# Trapped



## squiggley (21 Dec 2009)

The sucker holding my dc had started to harden and lost its grip today. Ordered a new one from AE. Later this afternoon I noticed it had droped again and I noticed this.






Thought I was going to add a to dc to the AE order but






Just swimming free behind my thumb


----------



## amy4342 (21 Dec 2009)

I've lost 4 fish that way! A cardinal, then another Cardinal, and then, I found a gold tetra AND a Cardinal in there in the same time! All in the space of like, two weeks. None of mine survived  . I put a mesh on the bottom then, but now it dosen't work. But I'm afraid to take the mesh off. Unbelievable!


----------



## Themuleous (22 Dec 2009)

Daft thing!! It must have jumped into it pass the air bubble!!!

Sam


----------



## aaronnorth (22 Dec 2009)

amy4342 said:
			
		

> I've lost 4 fish that way! A cardinal, then another Cardinal, and then, I found a gold tetra AND a Cardinal in there in the same time! All in the space of like, two weeks. None of mine survived  . I put a mesh on the bottom then, but now it dosen't work. But I'm afraid to take the mesh off. Unbelievable!

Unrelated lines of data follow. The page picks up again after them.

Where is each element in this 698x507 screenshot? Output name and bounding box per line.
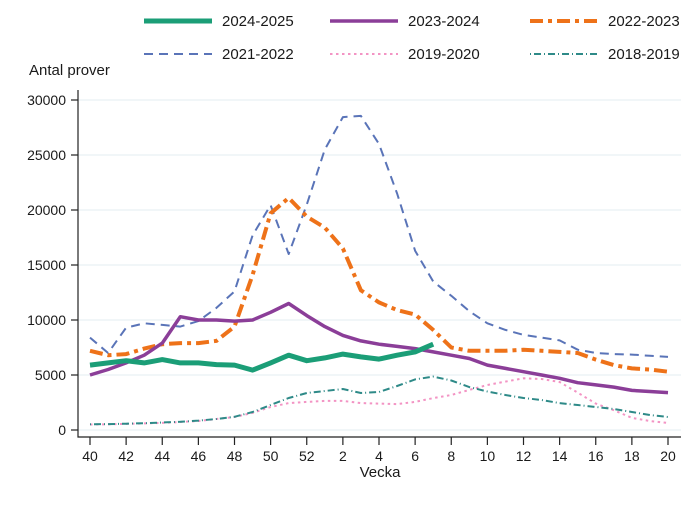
y-tick-label-20000: 20000 [27,202,66,218]
x-tick-label-16: 16 [588,448,604,464]
x-axis-title: Vecka [0,464,698,481]
y-tick-label-25000: 25000 [27,147,66,163]
legend-swatch-2019-2020 [330,53,398,55]
x-tick-label-2: 2 [339,448,347,464]
x-tick-label-20: 20 [660,448,676,464]
series-line-2021-2022 [89,114,669,358]
x-tick-label-10: 10 [480,448,496,464]
series-line-2022-2023 [89,195,669,374]
legend-item-2019-2020: 2019-2020 [329,43,529,65]
x-tick-label-12: 12 [516,448,532,464]
x-tick-label-52: 52 [299,448,315,464]
y-axis-title: Antal prover [29,62,110,79]
x-tick-label-44: 44 [154,448,170,464]
series-line-2024-2025 [89,341,435,373]
legend-item-2023-2024: 2023-2024 [329,10,529,32]
legend-item-2024-2025: 2024-2025 [143,10,329,32]
legend-swatch-2023-2024 [330,19,398,23]
x-tick-label-46: 46 [191,448,207,464]
x-tick-label-8: 8 [447,448,455,464]
legend-swatch-2024-2025 [144,18,212,24]
legend-item-2018-2019: 2018-2019 [529,43,680,65]
x-tick-label-14: 14 [552,448,568,464]
legend-swatch-2022-2023 [530,19,598,23]
x-tick-label-4: 4 [375,448,383,464]
legend-item-2022-2023: 2022-2023 [529,10,680,32]
axes [77,90,681,438]
x-tick-label-42: 42 [118,448,134,464]
chart-legend: 2024-2025 2023-2024 2022-2023 2021-2022 2019… [143,10,680,65]
legend-label-2023-2024: 2023-2024 [408,12,480,30]
y-tick-label-5000: 5000 [35,367,66,383]
legend-label-2018-2019: 2018-2019 [608,45,680,63]
x-tick-label-50: 50 [263,448,279,464]
x-tick-label-18: 18 [624,448,640,464]
y-tick-label-15000: 15000 [27,257,66,273]
legend-swatch-2018-2019 [530,53,598,55]
x-axis-title-text: Vecka [359,464,401,481]
legend-label-2021-2022: 2021-2022 [222,45,294,63]
legend-label-2022-2023: 2022-2023 [608,12,680,30]
y-tick-label-10000: 10000 [27,312,66,328]
x-tick-label-48: 48 [227,448,243,464]
y-tick-label-0: 0 [58,422,66,438]
series-line-2023-2024 [89,301,669,395]
legend-label-2019-2020: 2019-2020 [408,45,480,63]
legend-swatch-2021-2022 [144,53,212,55]
legend-item-2021-2022: 2021-2022 [143,43,329,65]
x-tick-label-6: 6 [411,448,419,464]
x-tick-label-40: 40 [82,448,98,464]
legend-label-2024-2025: 2024-2025 [222,12,294,30]
series-line-2019-2020 [89,377,669,426]
y-tick-label-30000: 30000 [27,92,66,108]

why doesnt it work? surely the mesh still allows gas exchange to take place?


----------



## squiggley (22 Dec 2009)

Themuleous said:
			
		

> Daft thing!! It must have jumped into it pass the air bubble!!!
> 
> Sam



It had fallen to the bottom of the tank and therefore filled with water so no air bubble to jump thru


----------



## Themuleous (23 Dec 2009)

Oh right I see.

Sam


----------



## Simon D (24 Dec 2009)

Amazing! Great pics, well done for the safe release and thanks for sharing this.


----------



## Will Ingram (7 Jan 2010)

Strange!
What is that fish that anyway?


----------